The following problem occurred to me while thinking about how to implement a linker for 80286 programs:
Given an integer n and a set of sections where each section has a size no larger than n, find a partitioning of S with the least number of partitions such that in each partition the sum of the section-sizes does not exceed n.
This problem appears when trying to link object files into a program for the 80286 architecture in 16 bit protected mode. This architecture has segments of up to 65536 bytes each and complex programs need to be split into multiple segments. The linker tries to arrange the program into the least possible number of segments since each segment corresponds to one entry in the operating system's segment descriptor table. Please consider this problem without considering the fact that the 16 bit protected mode is obsolete.
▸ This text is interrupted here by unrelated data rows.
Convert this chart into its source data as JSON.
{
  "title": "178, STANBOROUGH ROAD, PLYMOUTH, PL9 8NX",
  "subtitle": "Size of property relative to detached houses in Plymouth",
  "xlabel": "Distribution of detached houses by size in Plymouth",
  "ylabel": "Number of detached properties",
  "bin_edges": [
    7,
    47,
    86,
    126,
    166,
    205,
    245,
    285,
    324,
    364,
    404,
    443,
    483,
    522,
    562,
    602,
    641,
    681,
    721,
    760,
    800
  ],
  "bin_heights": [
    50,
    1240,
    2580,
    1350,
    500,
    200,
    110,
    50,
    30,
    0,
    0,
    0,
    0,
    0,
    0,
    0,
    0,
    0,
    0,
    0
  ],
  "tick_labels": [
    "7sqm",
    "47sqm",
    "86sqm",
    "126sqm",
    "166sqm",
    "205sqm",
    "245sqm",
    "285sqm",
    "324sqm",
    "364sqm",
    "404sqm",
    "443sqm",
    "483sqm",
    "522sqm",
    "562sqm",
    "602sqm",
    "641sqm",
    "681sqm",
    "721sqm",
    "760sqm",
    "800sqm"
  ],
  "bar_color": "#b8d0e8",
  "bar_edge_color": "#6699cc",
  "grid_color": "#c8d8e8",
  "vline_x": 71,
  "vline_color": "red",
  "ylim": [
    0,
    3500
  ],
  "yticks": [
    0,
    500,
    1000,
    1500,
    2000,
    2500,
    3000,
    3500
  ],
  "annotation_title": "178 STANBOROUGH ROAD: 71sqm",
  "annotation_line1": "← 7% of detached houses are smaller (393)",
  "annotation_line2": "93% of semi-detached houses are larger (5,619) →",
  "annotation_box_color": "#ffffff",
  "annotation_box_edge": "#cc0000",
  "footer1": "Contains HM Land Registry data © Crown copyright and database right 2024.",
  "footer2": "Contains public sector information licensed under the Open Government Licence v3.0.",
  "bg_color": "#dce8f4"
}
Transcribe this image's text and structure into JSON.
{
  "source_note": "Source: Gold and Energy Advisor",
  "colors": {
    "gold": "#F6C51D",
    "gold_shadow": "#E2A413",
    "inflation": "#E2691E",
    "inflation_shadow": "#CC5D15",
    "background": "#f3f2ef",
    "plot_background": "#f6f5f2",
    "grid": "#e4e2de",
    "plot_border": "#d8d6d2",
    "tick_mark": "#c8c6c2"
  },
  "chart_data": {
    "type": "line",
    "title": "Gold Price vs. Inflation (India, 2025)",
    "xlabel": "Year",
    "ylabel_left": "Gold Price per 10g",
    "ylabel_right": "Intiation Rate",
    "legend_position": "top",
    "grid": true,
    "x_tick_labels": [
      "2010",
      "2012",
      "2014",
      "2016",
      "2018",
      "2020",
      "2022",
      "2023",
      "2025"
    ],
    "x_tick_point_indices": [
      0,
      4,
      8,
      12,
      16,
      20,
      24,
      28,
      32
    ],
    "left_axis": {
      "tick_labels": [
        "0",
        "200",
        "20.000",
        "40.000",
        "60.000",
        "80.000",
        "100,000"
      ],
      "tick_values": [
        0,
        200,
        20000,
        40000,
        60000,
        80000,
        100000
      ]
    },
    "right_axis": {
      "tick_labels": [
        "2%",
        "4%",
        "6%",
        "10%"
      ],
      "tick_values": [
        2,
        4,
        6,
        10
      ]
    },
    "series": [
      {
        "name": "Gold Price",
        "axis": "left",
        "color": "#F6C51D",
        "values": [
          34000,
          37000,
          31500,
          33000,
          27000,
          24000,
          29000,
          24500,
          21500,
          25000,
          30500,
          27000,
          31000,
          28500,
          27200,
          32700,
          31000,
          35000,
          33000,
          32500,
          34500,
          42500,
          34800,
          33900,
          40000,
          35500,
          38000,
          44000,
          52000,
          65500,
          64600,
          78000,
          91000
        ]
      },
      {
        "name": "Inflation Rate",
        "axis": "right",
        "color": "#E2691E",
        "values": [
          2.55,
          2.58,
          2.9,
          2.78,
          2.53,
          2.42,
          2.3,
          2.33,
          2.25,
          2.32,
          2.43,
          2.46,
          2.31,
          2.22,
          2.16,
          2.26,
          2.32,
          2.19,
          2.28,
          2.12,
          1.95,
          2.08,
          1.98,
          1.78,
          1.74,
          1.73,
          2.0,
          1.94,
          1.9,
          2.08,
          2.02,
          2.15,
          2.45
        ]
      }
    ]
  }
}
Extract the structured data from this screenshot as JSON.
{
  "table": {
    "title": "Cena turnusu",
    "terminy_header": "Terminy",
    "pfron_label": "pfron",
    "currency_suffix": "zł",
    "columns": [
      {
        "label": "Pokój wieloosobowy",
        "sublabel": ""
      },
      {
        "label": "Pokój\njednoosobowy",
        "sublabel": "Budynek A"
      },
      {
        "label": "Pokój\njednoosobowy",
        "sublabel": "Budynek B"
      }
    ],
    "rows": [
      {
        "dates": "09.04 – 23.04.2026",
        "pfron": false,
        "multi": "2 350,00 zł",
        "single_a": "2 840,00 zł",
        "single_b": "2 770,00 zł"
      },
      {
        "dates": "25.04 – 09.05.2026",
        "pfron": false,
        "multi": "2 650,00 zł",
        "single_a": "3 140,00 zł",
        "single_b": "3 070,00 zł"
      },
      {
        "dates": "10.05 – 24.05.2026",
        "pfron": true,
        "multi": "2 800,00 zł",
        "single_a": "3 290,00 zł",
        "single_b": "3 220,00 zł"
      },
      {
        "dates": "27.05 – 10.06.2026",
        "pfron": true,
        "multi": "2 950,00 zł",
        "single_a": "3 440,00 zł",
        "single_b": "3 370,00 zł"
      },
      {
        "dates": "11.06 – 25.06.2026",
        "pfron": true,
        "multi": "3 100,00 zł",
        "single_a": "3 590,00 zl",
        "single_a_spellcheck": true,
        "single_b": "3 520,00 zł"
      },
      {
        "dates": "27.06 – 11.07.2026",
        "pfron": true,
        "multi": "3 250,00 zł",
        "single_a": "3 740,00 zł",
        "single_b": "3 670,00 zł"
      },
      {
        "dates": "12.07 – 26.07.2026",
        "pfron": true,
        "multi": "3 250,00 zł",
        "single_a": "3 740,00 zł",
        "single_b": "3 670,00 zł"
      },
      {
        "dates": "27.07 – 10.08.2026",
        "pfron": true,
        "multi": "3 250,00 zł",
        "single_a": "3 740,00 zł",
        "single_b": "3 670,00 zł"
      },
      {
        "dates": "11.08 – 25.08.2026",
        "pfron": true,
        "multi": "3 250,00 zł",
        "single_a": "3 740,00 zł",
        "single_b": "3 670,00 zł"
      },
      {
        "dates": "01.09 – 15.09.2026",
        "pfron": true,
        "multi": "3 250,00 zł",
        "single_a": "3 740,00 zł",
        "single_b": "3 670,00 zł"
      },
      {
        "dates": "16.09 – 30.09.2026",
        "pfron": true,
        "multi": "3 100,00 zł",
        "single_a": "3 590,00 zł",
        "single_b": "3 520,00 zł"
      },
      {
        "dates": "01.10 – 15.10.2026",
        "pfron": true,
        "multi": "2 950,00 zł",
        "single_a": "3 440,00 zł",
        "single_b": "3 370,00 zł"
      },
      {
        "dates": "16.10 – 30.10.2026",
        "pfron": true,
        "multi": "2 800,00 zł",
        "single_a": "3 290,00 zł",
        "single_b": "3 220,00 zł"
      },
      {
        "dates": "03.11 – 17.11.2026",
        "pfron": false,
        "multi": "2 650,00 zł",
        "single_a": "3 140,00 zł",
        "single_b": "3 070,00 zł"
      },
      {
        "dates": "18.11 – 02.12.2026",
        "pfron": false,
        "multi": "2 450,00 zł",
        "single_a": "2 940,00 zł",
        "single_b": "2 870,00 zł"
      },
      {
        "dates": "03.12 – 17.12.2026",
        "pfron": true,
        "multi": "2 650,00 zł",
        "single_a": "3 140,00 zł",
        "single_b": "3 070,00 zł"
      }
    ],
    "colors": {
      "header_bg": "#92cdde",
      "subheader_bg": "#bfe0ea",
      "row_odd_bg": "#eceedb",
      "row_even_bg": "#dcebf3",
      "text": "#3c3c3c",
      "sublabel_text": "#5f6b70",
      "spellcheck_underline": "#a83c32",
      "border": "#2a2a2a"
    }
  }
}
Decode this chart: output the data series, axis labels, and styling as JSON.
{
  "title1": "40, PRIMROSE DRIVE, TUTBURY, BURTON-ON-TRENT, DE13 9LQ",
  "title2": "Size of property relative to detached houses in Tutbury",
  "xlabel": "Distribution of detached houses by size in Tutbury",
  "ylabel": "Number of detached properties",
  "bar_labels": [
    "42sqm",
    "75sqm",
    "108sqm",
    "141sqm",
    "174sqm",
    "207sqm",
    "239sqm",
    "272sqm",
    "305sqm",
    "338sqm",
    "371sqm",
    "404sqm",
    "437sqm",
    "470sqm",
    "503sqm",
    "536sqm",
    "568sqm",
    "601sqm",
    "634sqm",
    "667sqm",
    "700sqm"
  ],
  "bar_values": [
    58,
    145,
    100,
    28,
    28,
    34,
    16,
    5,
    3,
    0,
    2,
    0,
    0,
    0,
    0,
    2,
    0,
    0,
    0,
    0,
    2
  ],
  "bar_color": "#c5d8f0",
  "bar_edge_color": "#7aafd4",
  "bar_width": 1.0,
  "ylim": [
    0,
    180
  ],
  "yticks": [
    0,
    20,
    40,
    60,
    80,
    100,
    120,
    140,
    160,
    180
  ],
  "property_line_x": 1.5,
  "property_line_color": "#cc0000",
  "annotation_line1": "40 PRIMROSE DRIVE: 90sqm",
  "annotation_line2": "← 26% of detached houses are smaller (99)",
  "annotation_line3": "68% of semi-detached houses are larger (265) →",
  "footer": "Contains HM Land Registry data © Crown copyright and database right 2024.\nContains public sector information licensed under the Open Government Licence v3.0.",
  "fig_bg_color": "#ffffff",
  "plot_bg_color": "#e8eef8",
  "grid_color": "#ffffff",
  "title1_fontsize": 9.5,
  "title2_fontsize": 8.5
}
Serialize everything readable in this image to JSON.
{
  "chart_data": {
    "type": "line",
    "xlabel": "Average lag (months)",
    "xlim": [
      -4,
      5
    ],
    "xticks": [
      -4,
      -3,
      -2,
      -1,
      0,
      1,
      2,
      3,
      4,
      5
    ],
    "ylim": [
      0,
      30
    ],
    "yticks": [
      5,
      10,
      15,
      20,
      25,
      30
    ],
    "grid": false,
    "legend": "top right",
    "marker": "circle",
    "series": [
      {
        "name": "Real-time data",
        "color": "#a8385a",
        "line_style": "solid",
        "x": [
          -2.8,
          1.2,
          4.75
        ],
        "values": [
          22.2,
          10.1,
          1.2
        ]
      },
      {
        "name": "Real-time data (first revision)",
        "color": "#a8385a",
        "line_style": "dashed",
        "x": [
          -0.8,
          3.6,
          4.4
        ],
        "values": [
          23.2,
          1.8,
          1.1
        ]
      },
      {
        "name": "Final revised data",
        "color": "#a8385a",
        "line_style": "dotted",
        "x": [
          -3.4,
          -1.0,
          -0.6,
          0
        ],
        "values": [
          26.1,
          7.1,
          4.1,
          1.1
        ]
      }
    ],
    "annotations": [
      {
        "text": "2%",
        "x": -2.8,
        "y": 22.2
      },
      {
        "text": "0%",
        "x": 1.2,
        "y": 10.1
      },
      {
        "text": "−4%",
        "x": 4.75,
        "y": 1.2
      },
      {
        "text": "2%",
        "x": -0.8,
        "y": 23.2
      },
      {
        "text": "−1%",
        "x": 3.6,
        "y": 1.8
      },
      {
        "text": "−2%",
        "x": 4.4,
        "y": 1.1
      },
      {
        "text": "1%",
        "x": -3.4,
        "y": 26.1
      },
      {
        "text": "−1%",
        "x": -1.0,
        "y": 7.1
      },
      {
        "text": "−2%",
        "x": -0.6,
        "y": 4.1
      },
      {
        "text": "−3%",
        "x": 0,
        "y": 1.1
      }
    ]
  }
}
As a complication of this problem, one could consider the call-graph of the program to link. Considering the case that each change of the code segment has a little penalty (the CPU has to look up the new segment in the segment descriptor table), the linker could try to group functions into the same section that call one-another. When the call graph is weighted by the expected number of calls, the linker could try to find a partitioning of the program into segments so that the edges of the call graph that cross segment boundaries have the lowest sum / sum of squares.
Questions
- I have the hunch that the original problem might easily be NP-hard, but I'm not sure how to show that. Is it NP-hard?
- Is there a fast algorithm to approximate a good solution?
- Is there an algorithm to solve the second problem or to approximate a good solution?
- I appreciate pointers to further material on the topic of distributing code into segments.